As protests erupt into fire and violence across the country, merchants, the poor and innocent bystanders are feeling the pain.

In Minneapolis, African and Latino immigrants transformed East Lake Street into a place bustling with restaurants, nail salons and auto repair shops. This week they watched all their hard work smash and burn.

Abdishakur Elmi sat in his car Friday watching flames rage from the building next door to his Hamdi Restaurant, which he opened after migrating from Somalia in 1996.

“I don’t see the government,” Elmi, 55, told the Los Angeles Times. “I don’t see the power.”

He noticed East Lake Street mainstays were looted, including a Nordic bakery and meat market. Elmi and his restaurant supplier, Mohammoud Abdi, told the Times the damage reminded them of their younger days in Somalia, where militants ruled.

“We don’t have law and order,” said Abdi, 47.

Some business owners tried in vain to protect their shops from looters by taping soaring messages of solidarity in their windows, the LA Times reported, including “African owned business” and “We support our small diverse and minority businesses.”

Those windows were still smashed.

In Brooklyn, broken glass littered the sidewalk in front of the 88th Precinct stationhouse on Dekalb Avenue in Fort Greene Saturday, as battered police cars were towed.

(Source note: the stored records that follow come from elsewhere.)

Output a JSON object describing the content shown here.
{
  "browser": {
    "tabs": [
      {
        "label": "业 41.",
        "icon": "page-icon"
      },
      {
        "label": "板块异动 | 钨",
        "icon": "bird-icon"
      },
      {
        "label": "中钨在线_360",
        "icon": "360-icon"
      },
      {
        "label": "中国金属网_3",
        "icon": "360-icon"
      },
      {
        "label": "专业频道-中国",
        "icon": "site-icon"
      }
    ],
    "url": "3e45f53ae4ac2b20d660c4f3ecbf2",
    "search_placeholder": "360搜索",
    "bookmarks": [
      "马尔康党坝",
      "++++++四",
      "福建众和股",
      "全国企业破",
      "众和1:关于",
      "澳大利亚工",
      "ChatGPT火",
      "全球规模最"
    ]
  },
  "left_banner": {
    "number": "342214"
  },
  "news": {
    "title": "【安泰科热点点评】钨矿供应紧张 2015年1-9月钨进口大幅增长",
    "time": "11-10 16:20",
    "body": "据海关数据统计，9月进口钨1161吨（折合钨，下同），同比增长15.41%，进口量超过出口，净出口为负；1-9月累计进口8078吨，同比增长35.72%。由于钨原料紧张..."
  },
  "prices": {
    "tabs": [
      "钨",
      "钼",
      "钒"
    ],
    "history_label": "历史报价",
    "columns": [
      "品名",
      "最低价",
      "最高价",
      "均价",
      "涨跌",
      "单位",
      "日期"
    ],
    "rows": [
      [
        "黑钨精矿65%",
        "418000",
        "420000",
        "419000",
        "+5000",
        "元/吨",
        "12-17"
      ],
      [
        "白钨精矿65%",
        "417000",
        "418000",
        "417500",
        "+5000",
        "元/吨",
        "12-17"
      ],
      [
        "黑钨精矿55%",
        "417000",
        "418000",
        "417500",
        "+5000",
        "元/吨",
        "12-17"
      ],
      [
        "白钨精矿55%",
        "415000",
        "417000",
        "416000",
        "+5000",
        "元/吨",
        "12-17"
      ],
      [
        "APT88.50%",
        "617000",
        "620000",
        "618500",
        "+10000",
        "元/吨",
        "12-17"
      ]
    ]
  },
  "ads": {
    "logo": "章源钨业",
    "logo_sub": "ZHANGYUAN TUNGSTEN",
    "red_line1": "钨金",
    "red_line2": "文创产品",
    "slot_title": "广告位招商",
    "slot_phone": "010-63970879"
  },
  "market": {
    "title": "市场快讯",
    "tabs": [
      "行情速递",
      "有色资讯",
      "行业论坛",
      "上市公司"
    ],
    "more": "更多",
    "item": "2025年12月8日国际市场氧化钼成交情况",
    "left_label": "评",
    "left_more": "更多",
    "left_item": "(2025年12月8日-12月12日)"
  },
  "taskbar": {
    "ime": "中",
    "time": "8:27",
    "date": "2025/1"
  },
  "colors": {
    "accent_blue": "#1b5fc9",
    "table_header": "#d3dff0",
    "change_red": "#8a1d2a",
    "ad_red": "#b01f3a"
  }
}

“People come and go crazy. It’s dangerous. Yes, it’s a lot of work,” lamented Pratt Institute groundskeeper Camilo Basquez, of the cleanup. “People have kids that walk here.”

A block south on Lafayette Avenue, Starbucks had boarded up its broken windows.
Across the street, at Paradise Deli and Grocery, frightened cashier Ali Mohammed said, “Big problem. This street filled up, crazy. A lot of problem.”

Some nearby businesses displayed signs of support for protesters that read, “#Justice for George,” “#Say his name” and “#Black Lives Matter.”

Fresh graffiti covered the front of Barclays Center plaza and its surrounding bollards.

“There is graffiti everywhere all over the main plaza,” said building service manager Douglas Lemberg, who had men trying to powerwash it off.

While they were cleaning, a brazen 25-year-old vandal scribbled “F–k NYPD, f–k cops, let people go! Stop killing innocent human beings” on a nearby fire hydrant.